Imagine Rajesh & Co. Pvt. Ltd. gets a surprise order from a foreign buyer at a price lower than their usual selling price. Should they accept it? This is exactly what short-term decision making is about — and the golden rule is: ignore fixed costs, focus on contribution.
In short-term decisions, fixed costs are already committed — rent, salaries, depreciation — they don't change whether you accept that order or not. What does change is the contribution each unit brings in. Contribution = Selling Price − Variable Cost. As long as a decision gives you positive contribution, it adds to profit (or reduces loss). This is the core logic of marginal costing applied to decisions.
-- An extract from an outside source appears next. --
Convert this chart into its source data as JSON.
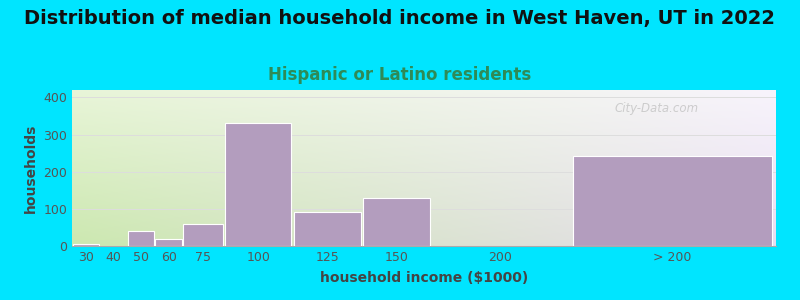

There are four classic short-term decisions the ICAI loves to test: (1) Accept or Reject a Special Order — accept if selling price > variable cost AND spare capacity exists. (2) Make or Buy — make if variable cost of making < purchase price (compare contributions, not total costs). (3) Product Mix with a Limiting Factor — when a resource like machine hours or raw material is scarce, rank products by contribution per unit of limiting factor (not just contribution per unit). (4) Shut Down or Continue — shut down only if the loss from continuing exceeds the avoidable fixed costs saved. These four scenarios cover 80% of exam questions in this chapter. This topic is asked every exam — typically as a 10-mark problem or a 5-mark decision scenario. The examiner always hides fixed costs to trick you into including them. Don't fall for it. Your mantra: short-term = contribution is king, fixed costs are passengers.